Dejar la vida de oficina y pasar a engrosar las filas de los amos de casa no es una tarea sencilla, contra lo que pudiera pensarse. Cuando efectué la transición creí que me esperaban jornadas de apacible siesta, contemplación, lectura y pornografía. Pero no; en vez de eso, he tenido que lidiar, por primera vez en mi vida adulta, con la ingente labor de cocinar tres veces al día y comprar las avituallas faltantes, por no hablar de barrer, trapear y sacudir el polvo en un departamento que parece invitar a la suciedad a acumularse.
Editar libros (lo que hacía hasta hace poco) e incluso escribirlos tiene la ventaja de que uno parece ganarle terreno al caos: erratas que antes existían de pronto desaparecen y no se vuelve a saber de ellas; nuevas historias surgen en la página para articular el desmadre que traemos dentro y un buen día se le pone un punto final al asunto. Ser amo de casa, en cambio, implica asumir de entrada la absoluta fragilidad de los trabajos humanos, el carácter efímero de cualquier logro: lo que cocinas se digiere (con los consabidos resultados), lo que limpias se ensucia al día siguiente, lo que arreglas se descompone. El puro reino de Sísifo. Es como si, cuando era editor, las erratas se hubiesen regenerado durante la noche; como si mi vida hubiese consistido en despertar cada mañana con la tarea de escribir otra vez el mismo texto de contraportada.
Por eso, me parece, ser amo de casa es ante todo entrenarse en la resignación, y por lo tanto en la humildad. El gesto repetido de trapear el piso para que vuelva a ensuciarse tiene en sí mismo un carácter ascético, monacal. A Daniel San lo ponía Miyagi a encerar y pulir un coche —labor esencialmente estúpida— para enseñarle a dominar su ira; yo estoy seguro de que no he llegado a tanto, pues mi rutina se compone de una sucesión de gritos dirigidos alternadamente al destino y al escurridor de platos, pero lo cierto es que mi paciencia va poco a poco ampliando sus fronteras a fuerza de talacha.
Los minutos pasan distinto según lo que uno hace, como todo el mundo sabe. Para mí, son un poco más lentos cuando espero a que se descongele alguna vianda, y mucho más veloces cuando puedo leer durante la media hora que dura el ciclo de lavado.
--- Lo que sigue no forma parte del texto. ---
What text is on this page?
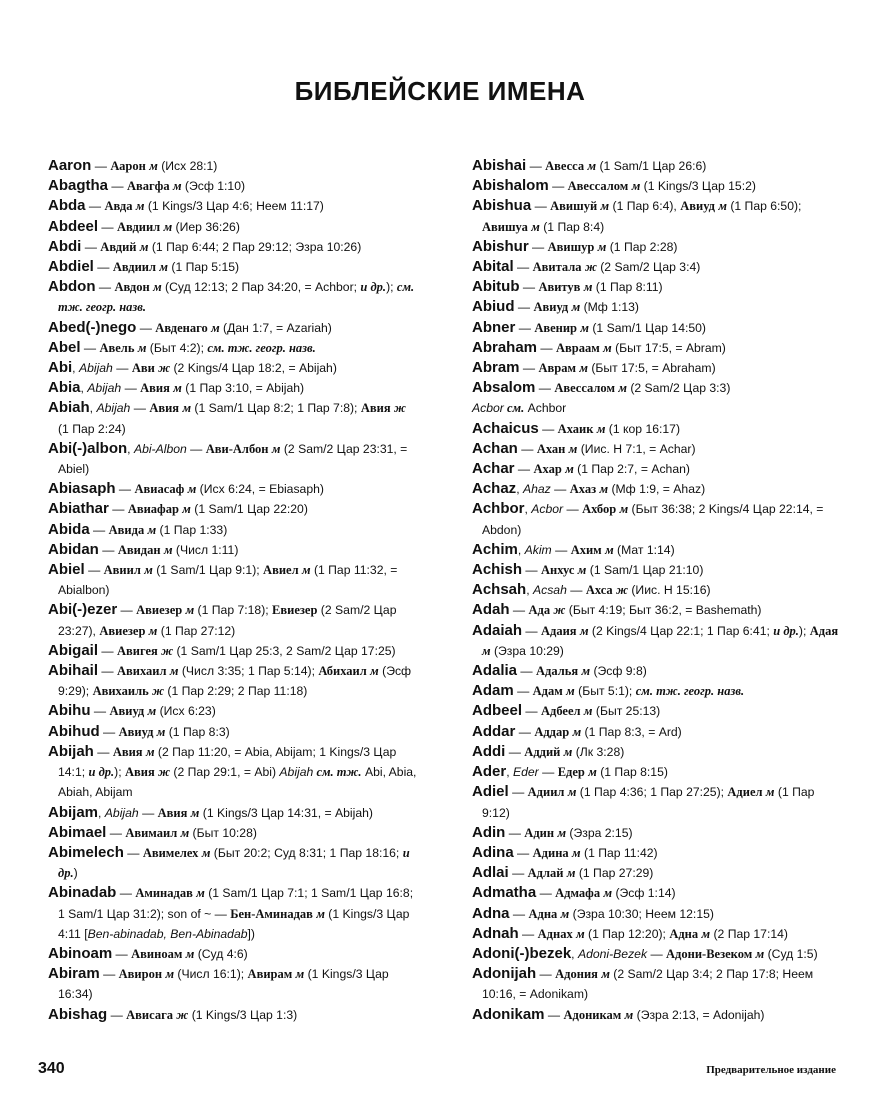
БИБЛЕЙСКИЕ ИМЕНА
Aaron — Аарон м (Исх 28:1)
Abagtha — Авагфа м (Эсф 1:10)
Abda — Авда м (1 Kings/3 Цар 4:6; Неем 11:17)
Abdeel — Авдиил м (Иер 36:26)
Abdi — Авдий м (1 Пар 6:44; 2 Пар 29:12; Эзра 10:26)
Abdiel — Авдиил м (1 Пар 5:15)
Abdon — Авдон м (Суд 12:13; 2 Пар 34:20, = Achbor; и др.); см. тж. геогр. назв.
Abed(-)nego — Авденаго м (Дан 1:7, = Azariah)
Abel — Авель м (Быт 4:2); см. тж. геогр. назв.
Abi, Abijah — Ави ж (2 Kings/4 Цар 18:2, = Abijah)
Abia, Abijah — Авия м (1 Пар 3:10, = Abijah)
Abiah, Abijah — Авия м (1 Sam/1 Цар 8:2; 1 Пар 7:8); Авия ж (1 Пар 2:24)
Abi(-)albon, Abi-Albon — Ави-Албон м (2 Sam/2 Цар 23:31, = Abiel)
Abiasaph — Авиасаф м (Исх 6:24, = Ebiasaph)
Abiathar — Авиафар м (1 Sam/1 Цар 22:20)
Abida — Авида м (1 Пар 1:33)
Abidan — Авидан м (Числ 1:11)
Abiel — Авиил м (1 Sam/1 Цар 9:1); Авиел м (1 Пар 11:32, = Abialbon)
Abi(-)ezer — Авиезер м (1 Пар 7:18); Евиезер (2 Sam/2 Цар 23:27), Авиезер м (1 Пар 27:12)
Abigail — Авигея ж (1 Sam/1 Цар 25:3, 2 Sam/2 Цар 17:25)
Abihail — Авихаил м (Числ 3:35; 1 Пар 5:14); Абихаил м (Эсф 9:29); Авихаиль ж (1 Пар 2:29; 2 Пар 11:18)
Abihu — Авиуд м (Исх 6:23)
Abihud — Авиуд м (1 Пар 8:3)
Abijah — Авия м (2 Пар 11:20, = Abia, Abijam; 1 Kings/3 Цар 14:1; и др.); Авия ж (2 Пар 29:1, = Abi) Abijah см. тж. Abi, Abia, Abiah, Abijam
Abijam, Abijah — Авия м (1 Kings/3 Цар 14:31, = Abijah)
Abimael — Авимаил м (Быт 10:28)
Abimelech — Авимелех м (Быт 20:2; Суд 8:31; 1 Пар 18:16; и др.)
Abinadab — Аминадав м (1 Sam/1 Цар 7:1; 1 Sam/1 Цар 16:8; 1 Sam/1 Цар 31:2); son of ~ — Бен-Аминадав м (1 Kings/3 Цар 4:11 [Ben-abinadab, Ben-Abinadab])
Abinoam — Авиноам м (Суд 4:6)
Abiram — Авирон м (Числ 16:1); Авирам м (1 Kings/3 Цар 16:34)
Abishag — Ависага ж (1 Kings/3 Цар 1:3)
Abishai — Авесса м (1 Sam/1 Цар 26:6)
Abishalom — Авессалом м (1 Kings/3 Цар 15:2)
Abishua — Авишуй м (1 Пар 6:4), Авиуд м (1 Пар 6:50); Авишуа м (1 Пар 8:4)
Abishur — Авишур м (1 Пар 2:28)
Abital — Авитала ж (2 Sam/2 Цар 3:4)
Abitub — Авитув м (1 Пар 8:11)
Abiud — Авиуд м (Мф 1:13)
Abner — Авенир м (1 Sam/1 Цар 14:50)
Abraham — Авраам м (Быт 17:5, = Abram)
Abram — Аврам м (Быт 17:5, = Abraham)
Absalom — Авессалом м (2 Sam/2 Цар 3:3)
Acbor см. Achbor
Achaicus — Ахаик м (1 кор 16:17)
Achan — Ахан м (Иис. Н 7:1, = Achar)
Achar — Ахар м (1 Пар 2:7, = Achan)
Achaz, Ahaz — Ахаз м (Мф 1:9, = Ahaz)
Achbor, Acbor — Ахбор м (Быт 36:38; 2 Kings/4 Цар 22:14, = Abdon)
Achim, Akim — Ахим м (Мат 1:14)
Achish — Анхус м (1 Sam/1 Цар 21:10)
Achsah, Acsah — Ахса ж (Иис. Н 15:16)
Adah — Ада ж (Быт 4:19; Быт 36:2, = Bashemath)
Adaiah — Адаия м (2 Kings/4 Цар 22:1; 1 Пар 6:41; и др.); Адая м (Эзра 10:29)
Adalia — Адалья м (Эсф 9:8)
Adam — Адам м (Быт 5:1); см. тж. геогр. назв.
Adbeel — Адбеел м (Быт 25:13)
Addar — Аддар м (1 Пар 8:3, = Ard)
Addi — Аддий м (Лк 3:28)
Ader, Eder — Едер м (1 Пар 8:15)
Adiel — Адиил м (1 Пар 4:36; 1 Пар 27:25); Адиел м (1 Пар 9:12)
Adin — Адин м (Эзра 2:15)
Adina — Адина м (1 Пар 11:42)
Adlai — Адлай м (1 Пар 27:29)
Admatha — Адмафа м (Эсф 1:14)
Adna — Адна м (Эзра 10:30; Неем 12:15)
Adnah — Аднах м (1 Пар 12:20); Адна м (2 Пар 17:14)
Adoni(-)bezek, Adoni-Bezek — Адони-Везеком м (Суд 1:5)
Adonijah — Адония м (2 Sam/2 Цар 3:4; 2 Пар 17:8; Неем 10:16, = Adonikam)
Adonikam — Адоникам м (Эзра 2:13, = Adonijah)
340	Предварительное издание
Pero en cualquier caso es lento el tiempo laboral, en comparación con el del ocio, y cuando se es amo de casa casi todo el tiempo es laboral de una manera u otra.
De momento son muy poco presumibles mis logros como amo de casa, salvo algún platillo excepcional que el vetusto horno me haya permitido. Los resultados del trabajo doméstico se dan por supuestos siempre. Dependiente como soy de la aprobación de mis allegados, esta circunstancia me conflictúa; ¿deben aplaudirme porque se puede ver con nitidez a través de una ventana, cuando las ventanas están hechas específicamente para eso? El territorio de la obviedad y la tautología es algo así como mi nueva oficina. Limpiar es como esculpir algo que ya existía: liberar la cosa que yace debajo de la pinche mugre.